Dengan hati ngeri, Lin Lin merasa betapa tubuhnya terjeblos dan melayang ke bawah, ke dalam gedung perpustakaan yang amat gelap itu. Cepat ia mengerahkan ginkang-nya, akan tetapi karena ia tidak tahu berapa tingginya tempat itu, tetap saja ia berada dalam ancaman bahaya terbanting keras. Akan tetapi tiba-tiba ada tenaga yang mendorongnya dari bawah, mengurangi kecepatan tubuhnya yang meluncur ke bawah bahkan kemudian tenaga yang sama pula mendorongnya sedemikian rupa sehingga ia tahu-tahu telah berdiri di atas lantai yang halus licin! Lin Lin membuka matanya yang tadi ia tutup saking ngeri.
Kiranya ia berada di ruangan yang amat lebar dan di balik tikungan ada sinar penerangan menyorot sehingga ruangan itu menjadi remang-remang. Di depannya berdiri seseorang, entah laki-laki entah wanita karena hanya tampak bayangannya yang hitam.
Bayangan itu mengeluarkan seruan kaget dan heran, kemudian melangkah maju, berbisik dengan suara menggetar, “Aahhh... kaukah ini...? Kau datang menyusulku...? Dan tikus-tikus itu berani mengganggumu...? Jangan takut, Kanda akan melindungimu... ah, betapa rinduku kepadamu....”
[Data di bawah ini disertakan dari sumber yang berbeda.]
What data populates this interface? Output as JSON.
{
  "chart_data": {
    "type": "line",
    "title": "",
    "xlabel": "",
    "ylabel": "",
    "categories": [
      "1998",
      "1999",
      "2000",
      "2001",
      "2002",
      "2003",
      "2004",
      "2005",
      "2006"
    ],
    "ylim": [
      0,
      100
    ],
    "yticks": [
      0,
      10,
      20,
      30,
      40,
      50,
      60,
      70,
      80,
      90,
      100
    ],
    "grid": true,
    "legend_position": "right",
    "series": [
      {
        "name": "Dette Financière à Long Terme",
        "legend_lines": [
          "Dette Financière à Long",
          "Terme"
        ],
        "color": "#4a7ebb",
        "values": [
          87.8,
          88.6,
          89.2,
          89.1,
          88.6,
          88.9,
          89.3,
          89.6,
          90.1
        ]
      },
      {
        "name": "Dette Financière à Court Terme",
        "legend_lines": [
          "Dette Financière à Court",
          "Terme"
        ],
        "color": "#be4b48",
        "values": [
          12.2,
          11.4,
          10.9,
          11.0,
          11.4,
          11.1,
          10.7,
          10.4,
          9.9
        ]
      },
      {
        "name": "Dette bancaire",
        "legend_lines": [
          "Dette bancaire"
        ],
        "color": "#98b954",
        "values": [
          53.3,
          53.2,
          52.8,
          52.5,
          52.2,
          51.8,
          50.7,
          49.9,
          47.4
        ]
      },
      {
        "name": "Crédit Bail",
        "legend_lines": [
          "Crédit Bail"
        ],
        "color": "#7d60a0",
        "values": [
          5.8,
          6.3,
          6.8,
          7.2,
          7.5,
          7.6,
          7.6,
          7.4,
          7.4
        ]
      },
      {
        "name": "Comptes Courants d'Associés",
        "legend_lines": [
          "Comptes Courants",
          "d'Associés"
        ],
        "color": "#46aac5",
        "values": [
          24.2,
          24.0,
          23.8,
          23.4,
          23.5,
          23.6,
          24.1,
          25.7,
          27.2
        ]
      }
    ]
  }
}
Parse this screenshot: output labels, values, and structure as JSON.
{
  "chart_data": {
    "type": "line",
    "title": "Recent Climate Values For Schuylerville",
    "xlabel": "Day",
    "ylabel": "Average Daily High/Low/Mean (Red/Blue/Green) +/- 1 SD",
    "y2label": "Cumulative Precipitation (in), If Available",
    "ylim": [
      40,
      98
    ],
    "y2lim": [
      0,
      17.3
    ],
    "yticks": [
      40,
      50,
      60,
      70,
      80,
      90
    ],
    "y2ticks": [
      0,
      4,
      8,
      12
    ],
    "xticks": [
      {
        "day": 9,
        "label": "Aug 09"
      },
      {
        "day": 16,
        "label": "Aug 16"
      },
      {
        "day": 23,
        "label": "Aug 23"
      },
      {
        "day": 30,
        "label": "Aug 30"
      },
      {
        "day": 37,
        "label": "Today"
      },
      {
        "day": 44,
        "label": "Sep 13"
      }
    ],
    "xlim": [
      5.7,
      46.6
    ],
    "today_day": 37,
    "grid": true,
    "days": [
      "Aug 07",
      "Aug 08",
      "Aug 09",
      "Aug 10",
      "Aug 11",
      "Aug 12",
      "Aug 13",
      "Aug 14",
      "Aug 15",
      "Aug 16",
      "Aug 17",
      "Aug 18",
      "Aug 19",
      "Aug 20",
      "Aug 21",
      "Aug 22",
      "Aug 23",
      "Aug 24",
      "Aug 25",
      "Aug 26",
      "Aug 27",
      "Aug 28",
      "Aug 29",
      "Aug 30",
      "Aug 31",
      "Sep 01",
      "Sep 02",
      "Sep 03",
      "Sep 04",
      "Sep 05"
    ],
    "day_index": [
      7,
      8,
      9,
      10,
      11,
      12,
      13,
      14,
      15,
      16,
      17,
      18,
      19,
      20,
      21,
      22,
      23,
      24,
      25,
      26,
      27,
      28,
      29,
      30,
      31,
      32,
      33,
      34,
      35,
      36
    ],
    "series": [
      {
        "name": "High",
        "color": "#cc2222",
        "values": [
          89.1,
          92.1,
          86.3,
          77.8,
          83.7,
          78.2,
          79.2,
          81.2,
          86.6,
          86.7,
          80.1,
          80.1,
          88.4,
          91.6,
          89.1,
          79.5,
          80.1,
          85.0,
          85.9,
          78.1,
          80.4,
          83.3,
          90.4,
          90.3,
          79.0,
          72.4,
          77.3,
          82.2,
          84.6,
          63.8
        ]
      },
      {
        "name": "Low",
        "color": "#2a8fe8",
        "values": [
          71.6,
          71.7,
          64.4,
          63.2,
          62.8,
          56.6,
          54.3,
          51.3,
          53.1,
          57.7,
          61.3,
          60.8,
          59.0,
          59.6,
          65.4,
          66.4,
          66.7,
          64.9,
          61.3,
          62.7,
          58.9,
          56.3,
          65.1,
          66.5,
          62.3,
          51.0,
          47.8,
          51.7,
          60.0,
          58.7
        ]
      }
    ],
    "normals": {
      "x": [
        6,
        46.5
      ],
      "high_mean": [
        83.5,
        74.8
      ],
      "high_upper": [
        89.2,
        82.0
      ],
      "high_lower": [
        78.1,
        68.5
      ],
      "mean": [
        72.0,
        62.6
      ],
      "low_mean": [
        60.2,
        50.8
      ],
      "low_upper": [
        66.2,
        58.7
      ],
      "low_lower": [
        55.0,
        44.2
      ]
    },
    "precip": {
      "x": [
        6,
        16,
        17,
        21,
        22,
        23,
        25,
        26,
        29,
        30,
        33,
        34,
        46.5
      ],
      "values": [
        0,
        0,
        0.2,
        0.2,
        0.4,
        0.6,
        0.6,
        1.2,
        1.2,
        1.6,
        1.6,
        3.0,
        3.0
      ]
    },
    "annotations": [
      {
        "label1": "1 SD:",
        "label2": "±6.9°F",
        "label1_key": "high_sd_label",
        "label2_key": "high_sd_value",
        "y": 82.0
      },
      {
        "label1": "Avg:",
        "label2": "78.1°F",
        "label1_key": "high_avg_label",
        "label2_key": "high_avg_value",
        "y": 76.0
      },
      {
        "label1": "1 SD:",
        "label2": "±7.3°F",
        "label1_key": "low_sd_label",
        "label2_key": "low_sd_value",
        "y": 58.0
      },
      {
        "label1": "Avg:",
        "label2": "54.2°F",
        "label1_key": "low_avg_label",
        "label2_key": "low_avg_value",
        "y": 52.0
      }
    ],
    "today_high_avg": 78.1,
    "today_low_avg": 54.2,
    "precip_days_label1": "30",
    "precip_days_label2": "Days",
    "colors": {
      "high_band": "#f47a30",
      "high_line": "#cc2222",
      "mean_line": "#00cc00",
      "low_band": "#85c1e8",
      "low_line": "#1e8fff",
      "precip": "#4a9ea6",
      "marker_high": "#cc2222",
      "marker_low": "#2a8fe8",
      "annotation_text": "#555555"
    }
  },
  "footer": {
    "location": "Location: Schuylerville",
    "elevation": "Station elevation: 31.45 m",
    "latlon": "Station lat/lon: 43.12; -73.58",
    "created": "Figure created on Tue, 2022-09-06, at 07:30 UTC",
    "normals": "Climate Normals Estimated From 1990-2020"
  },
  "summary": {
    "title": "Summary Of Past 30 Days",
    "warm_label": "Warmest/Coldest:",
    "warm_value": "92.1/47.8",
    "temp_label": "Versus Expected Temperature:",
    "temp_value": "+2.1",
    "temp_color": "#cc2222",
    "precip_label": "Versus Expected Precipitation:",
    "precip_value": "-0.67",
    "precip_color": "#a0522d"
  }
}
Saking bingung dan herannya Lin Lin sampai tak dapat berkutik ketika tiba-tiba bayangan itu merangkul dan memeluknya. Baru setelah bayangan itu menciumnya, yang membuat ia merasa seakan-akan lantai yang diinjaknya amblong ke bawah dan membuat matanya melihat ribuan bintang berjoget di depannya, ia meronta dan tangannya melayang ke depan.
“Plak-plak!” kedua telapak tangan Lin Lin bertemu dengan pipi yang keras.
“Kurang ajar kau... monyet celeng keparat kau! Kubunuh kau, binatang kurang ajar! Berani kau me... me...!” Seperti hiu betina mencium darah, Lin Lin menerjang maju, memukul mencakar menendang!
Semua pukulan dan tendangannya tepat mengenai sasaran seperti tamparannya tadi. Bayangan itu sama sekali tidak mengelak, akan tetapi sedikit pun tidak tampak bahwa pukulan dan tendangan itu terasa olehnya. Hanya terdengar ia menggumam. “Ah, celaka... aku sudah gila... maaf Nona...”
Lin Lin penasaran setengah mati. Pukulan dan tendangannya tadi bukan main-main akan tetapi mengapa yang dipukul dan ditendang tidak apa-apa, sebaliknya malah telapak tangannya panas-panas dan gares (tulang kering) kakinya linu dan seperti mau patah-patah? Ia marah sekali, kini mengerahkan tenaga sakti Khong-in-ban-kin dan menyerang lagi. Kalau tadi ia tidak mengeluarkan tenaga ini adalah karena ia masih belum begitu marah, hanya terlalu kaget saja. Sekarang kemarahannya memuncak. Biar pun, andai kata orang ini telah menolongnya tidak terbanting jatuh, akan tetapi dosanya terlalu besar. Dosa tak berampun. Memeluk dan menciumnya, kemudian menerima pukulan tendangan dan tamparan tanpa merasakan sakit sedikit pun juga.
“Uhhh, apa ini? Dari mana kau dapatkan ini?” Bayangan itu agaknya terkejut menghadapi jurus lihai dan tenaga sakti itu, cepat ia mengelak dan sekali melompat ia telah lenyap di tikungan depan.
Lin Lin mengejar, matanya silau karena kini ia berada di sebuah ruangan yang terang sekali, diterangi lampu besar yang tergantung di setiap ujung dan di tengah-tengah ruangan. Dinding tertutup lemari yang penuh dengan buku. Dan di tengah-tengah ruangan, di bawah lampu berdirilah seorang laki-laki tampan berjubah hitam dengan gambar suling di depan dada.
Sejenak kedua orang itu berdiri terpaku, saling pandang. Wajah laki-laki itu penuh ketegangan, matanya tak berkedip menatap wajah Lin Lin. Sukar menduga apa yang berada di balik sinar mata itu. Ada kagum, ada gembira, tapi juga kecewa, duka, dan terharu. Di lain pihak, Lin Lin merasa seakan-akan sudah terlalu sering ia melihat wajah seperti ini. Di alam mimpi. Ya, di dalam mimpi yang menjadi rahasia hatinya. Wajah ini! Ia tahu bahwa orang ini tentulah Suling Emas, dan tahu pula bahwa selama hidupnya, baru kali ini ia bertemu muka. Akan tetapi wajah ini... dan tadi ia diciumnya. Mendadak wajahnya menjadi merah dan terasa panas, matanya mengembang air mata, jantungnya berdenyar-denyar seakan-akan hendak meledak, dadanya bergelora dan... kedua kakinya gemetar.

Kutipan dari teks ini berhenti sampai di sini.